In "Bedbug City: How savvy retailers can squash lawsuits over these prolific pests," Bermack notes that while the threat of bad press can make these lawsuits seem quite intimidating, New York-area retailers can actually marshal some excellent arguments in their defense. Increasingly, he relates, plaintiffs are claiming that bedbugs bit them on specific visits to specific stores. Or they are suing retailers on the premise that bedbugs hitched rides on them inside a store, later overrunning their homes and forcing them to destroy clothes, bedding, furniture or other property.
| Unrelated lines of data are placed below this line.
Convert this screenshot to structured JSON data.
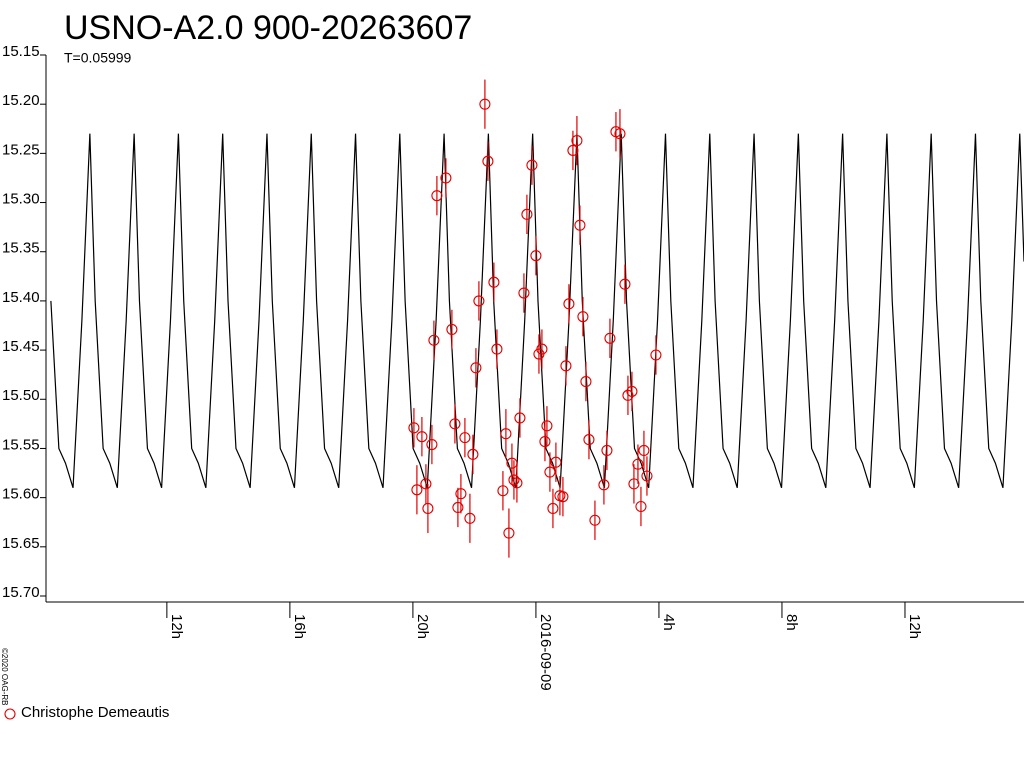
{
  "chart_data": {
    "type": "scatter",
    "title": "USNO-A2.0 900-20263607",
    "subtitle": "T=0.05999",
    "credit": "©2020 OAG-RB",
    "ylim": [
      15.7,
      15.15
    ],
    "yticks": [
      15.15,
      {
        "value": 15.2,
        "label": "15.20"
      },
      15.25,
      {
        "value": 15.3,
        "label": "15.30"
      },
      15.35,
      {
        "value": 15.4,
        "label": "15.40"
      },
      15.45,
      {
        "value": 15.5,
        "label": "15.50"
      },
      15.55,
      {
        "value": 15.6,
        "label": "15.60"
      },
      15.65,
      {
        "value": 15.7,
        "label": "15.70"
      }
    ],
    "xlim": [
      -15.93,
      15.87
    ],
    "xticks": [
      {
        "value": -12,
        "label": "12h"
      },
      {
        "value": -8,
        "label": "16h"
      },
      {
        "value": -4,
        "label": "20h"
      },
      {
        "value": 0,
        "label": "2016-09-09"
      },
      {
        "value": 4,
        "label": "4h"
      },
      {
        "value": 8,
        "label": "8h"
      },
      {
        "value": 12,
        "label": "12h"
      }
    ],
    "series": [
      {
        "name": "Christophe Demeautis",
        "color": "#e00000",
        "x": [
          -3.967,
          -3.87,
          -3.707,
          -3.577,
          -3.512,
          -3.382,
          -3.317,
          -3.22,
          -2.927,
          -2.732,
          -2.634,
          -2.537,
          -2.439,
          -2.309,
          -2.146,
          -2.049,
          -1.951,
          -1.854,
          -1.659,
          -1.561,
          -1.366,
          -1.268,
          -1.073,
          -0.976,
          -0.878,
          -0.78,
          -0.715,
          -0.618,
          -0.52,
          -0.39,
          -0.293,
          -0.13,
          0,
          0.098,
          0.195,
          0.293,
          0.358,
          0.455,
          0.553,
          0.65,
          0.78,
          0.878,
          0.976,
          1.073,
          1.203,
          1.333,
          1.431,
          1.528,
          1.626,
          1.724,
          1.919,
          2.211,
          2.309,
          2.407,
          2.602,
          2.732,
          2.894,
          2.992,
          3.122,
          3.187,
          3.317,
          3.415,
          3.512,
          3.61,
          3.902
        ],
        "values": [
          15.529,
          15.592,
          15.538,
          15.586,
          15.611,
          15.546,
          15.44,
          15.293,
          15.275,
          15.429,
          15.525,
          15.61,
          15.596,
          15.539,
          15.621,
          15.556,
          15.468,
          15.4,
          15.2,
          15.258,
          15.381,
          15.449,
          15.593,
          15.535,
          15.636,
          15.565,
          15.582,
          15.585,
          15.519,
          15.392,
          15.312,
          15.262,
          15.354,
          15.454,
          15.449,
          15.543,
          15.527,
          15.574,
          15.611,
          15.564,
          15.598,
          15.599,
          15.466,
          15.403,
          15.247,
          15.237,
          15.323,
          15.416,
          15.482,
          15.541,
          15.623,
          15.587,
          15.552,
          15.438,
          15.228,
          15.23,
          15.383,
          15.496,
          15.492,
          15.586,
          15.566,
          15.609,
          15.552,
          15.578,
          15.455
        ],
        "errors": [
          0.02,
          0.025,
          0.02,
          0.02,
          0.025,
          0.02,
          0.02,
          0.02,
          0.02,
          0.02,
          0.02,
          0.02,
          0.02,
          0.02,
          0.025,
          0.02,
          0.02,
          0.02,
          0.025,
          0.02,
          0.02,
          0.02,
          0.02,
          0.025,
          0.025,
          0.02,
          0.02,
          0.02,
          0.02,
          0.02,
          0.02,
          0.02,
          0.02,
          0.02,
          0.02,
          0.02,
          0.02,
          0.02,
          0.02,
          0.02,
          0.02,
          0.02,
          0.02,
          0.02,
          0.02,
          0.025,
          0.02,
          0.02,
          0.02,
          0.02,
          0.02,
          0.02,
          0.02,
          0.02,
          0.02,
          0.025,
          0.02,
          0.02,
          0.02,
          0.02,
          0.02,
          0.02,
          0.02,
          0.02,
          0.02
        ]
      }
    ],
    "curve": {
      "color": "#000000",
      "x": [
        -15.771,
        -15.512,
        -15.296,
        -15.051,
        -14.763,
        -14.504,
        -14.331,
        -14.072,
        -13.856,
        -13.611,
        -13.323,
        -13.064,
        -12.891,
        -12.632,
        -12.416,
        -12.171,
        -11.883,
        -11.625,
        -11.452,
        -11.193,
        -10.977,
        -10.732,
        -10.444,
        -10.185,
        -10.012,
        -9.753,
        -9.537,
        -9.292,
        -9.004,
        -8.745,
        -8.572,
        -8.313,
        -8.097,
        -7.852,
        -7.564,
        -7.305,
        -7.132,
        -6.873,
        -6.657,
        -6.412,
        -6.124,
        -5.865,
        -5.692,
        -5.433,
        -5.217,
        -4.972,
        -4.684,
        -4.426,
        -4.253,
        -3.994,
        -3.778,
        -3.533,
        -3.245,
        -2.986,
        -2.813,
        -2.554,
        -2.338,
        -2.093,
        -1.805,
        -1.546,
        -1.373,
        -1.114,
        -0.898,
        -0.653,
        -0.365,
        -0.106,
        0.067,
        0.326,
        0.542,
        0.787,
        1.075,
        1.334,
        1.507,
        1.766,
        1.982,
        2.227,
        2.515,
        2.773,
        2.946,
        3.205,
        3.421,
        3.666,
        3.954,
        4.213,
        4.386,
        4.645,
        4.861,
        5.106,
        5.394,
        5.653,
        5.826,
        6.085,
        6.301,
        6.546,
        6.834,
        7.093,
        7.266,
        7.525,
        7.741,
        7.986,
        8.274,
        8.533,
        8.706,
        8.965,
        9.181,
        9.426,
        9.714,
        9.972,
        10.145,
        10.404,
        10.62,
        10.865,
        11.153,
        11.412,
        11.585,
        11.844,
        12.06,
        12.305,
        12.593,
        12.852,
        13.025,
        13.284,
        13.5,
        13.745,
        14.033,
        14.292,
        14.465,
        14.724,
        14.94,
        15.185,
        15.473,
        15.732,
        15.87
      ],
      "values": [
        15.4,
        15.55,
        15.565,
        15.59,
        15.42,
        15.23,
        15.4,
        15.55,
        15.565,
        15.59,
        15.42,
        15.23,
        15.4,
        15.55,
        15.565,
        15.59,
        15.42,
        15.23,
        15.4,
        15.55,
        15.565,
        15.59,
        15.42,
        15.23,
        15.4,
        15.55,
        15.565,
        15.59,
        15.42,
        15.23,
        15.4,
        15.55,
        15.565,
        15.59,
        15.42,
        15.23,
        15.4,
        15.55,
        15.565,
        15.59,
        15.42,
        15.23,
        15.4,
        15.55,
        15.565,
        15.59,
        15.42,
        15.23,
        15.4,
        15.55,
        15.565,
        15.59,
        15.42,
        15.23,
        15.4,
        15.55,
        15.565,
        15.59,
        15.42,
        15.23,
        15.4,
        15.55,
        15.565,
        15.59,
        15.42,
        15.23,
        15.4,
        15.55,
        15.565,
        15.59,
        15.42,
        15.23,
        15.4,
        15.55,
        15.565,
        15.59,
        15.42,
        15.23,
        15.4,
        15.55,
        15.565,
        15.59,
        15.42,
        15.23,
        15.4,
        15.55,
        15.565,
        15.59,
        15.42,
        15.23,
        15.4,
        15.55,
        15.565,
        15.59,
        15.42,
        15.23,
        15.4,
        15.55,
        15.565,
        15.59,
        15.42,
        15.23,
        15.4,
        15.55,
        15.565,
        15.59,
        15.42,
        15.23,
        15.4,
        15.55,
        15.565,
        15.59,
        15.42,
        15.23,
        15.4,
        15.55,
        15.565,
        15.59,
        15.42,
        15.23,
        15.4,
        15.55,
        15.565,
        15.59,
        15.42,
        15.23,
        15.4,
        15.55,
        15.565,
        15.59,
        15.42,
        15.23,
        15.36
      ]
    }
  }
}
And yet, precisely because bedbugs are frequent travelers that can be found all over the city, plaintiffs in these cases typically have great difficulty in proving the actual location of their alleged exposure, Bermack writes. "Likewise, the physical symptoms associated with bedbug bites are amorphous and could have any number of other causes," he explains. "Retailers take heart: Bedbug claims are beatable."
Indeed, a bedbug could potentially hop a ride on a claimant nearly anywhere—not just in the store cited in the complaint. They can also stay dormant for many months between feedings, which means a building could be infested even without obvious signs of activity. "Thus, it is quite difficult to establish that a home infestation resulted from a visit to a particular store," Bermack writes. "In Bedbug City, incidental contact with potentially bedbug-laden people and places is a fact of life. In our view, most claimants likely will be unable to document their every move in the weeks prior to the alleged infestation. Without such documentation, determining the origin of the exposure frequently requires utter speculation."
Retailers can also arm themselves with science, the attorney adds. Bedbugs are prolific in their reproduction, but it takes several weeks for their eggs to actually hatch. Unaware of this, the typical plaintiff tries to link the timing of the bedbug exposure to a recent shopping trip. "Therefore, claims that the plaintiff 'instantly' saw bugs or began to itch 'right away' generally will help to establish the defense that the bedbugs could not have come from the purchase in question," Bermack writes. "Unless the product was already teeming with bugs when removed from the bag (and if it was, wouldn’t someone have noticed?), it likely would take many weeks for a colony to take root in the claimant's residence."
In the article, Bermack also describes ways in which retailers can fight back against the legal causes of action that can stem from a bedbug claim—such as breach of the warranty of merchantability, and negligence—and gives tips on how stores can mount effective campaigns to counter potentially bad press arising from such cases. He acknowledges that, in smaller cases, it might make sense for a retailer to make a nominal offer to resolve the claim.
"However, when faced with a greedy customer or an overzealous plaintiff's lawyer, the store should rest comfortably in the knowledge that there are numerous substantive defenses to these often-baseless claims," the attorney writes, in concluding the piece. "A bedbug's bite, in other words, can be worse than a plaintiff's bark."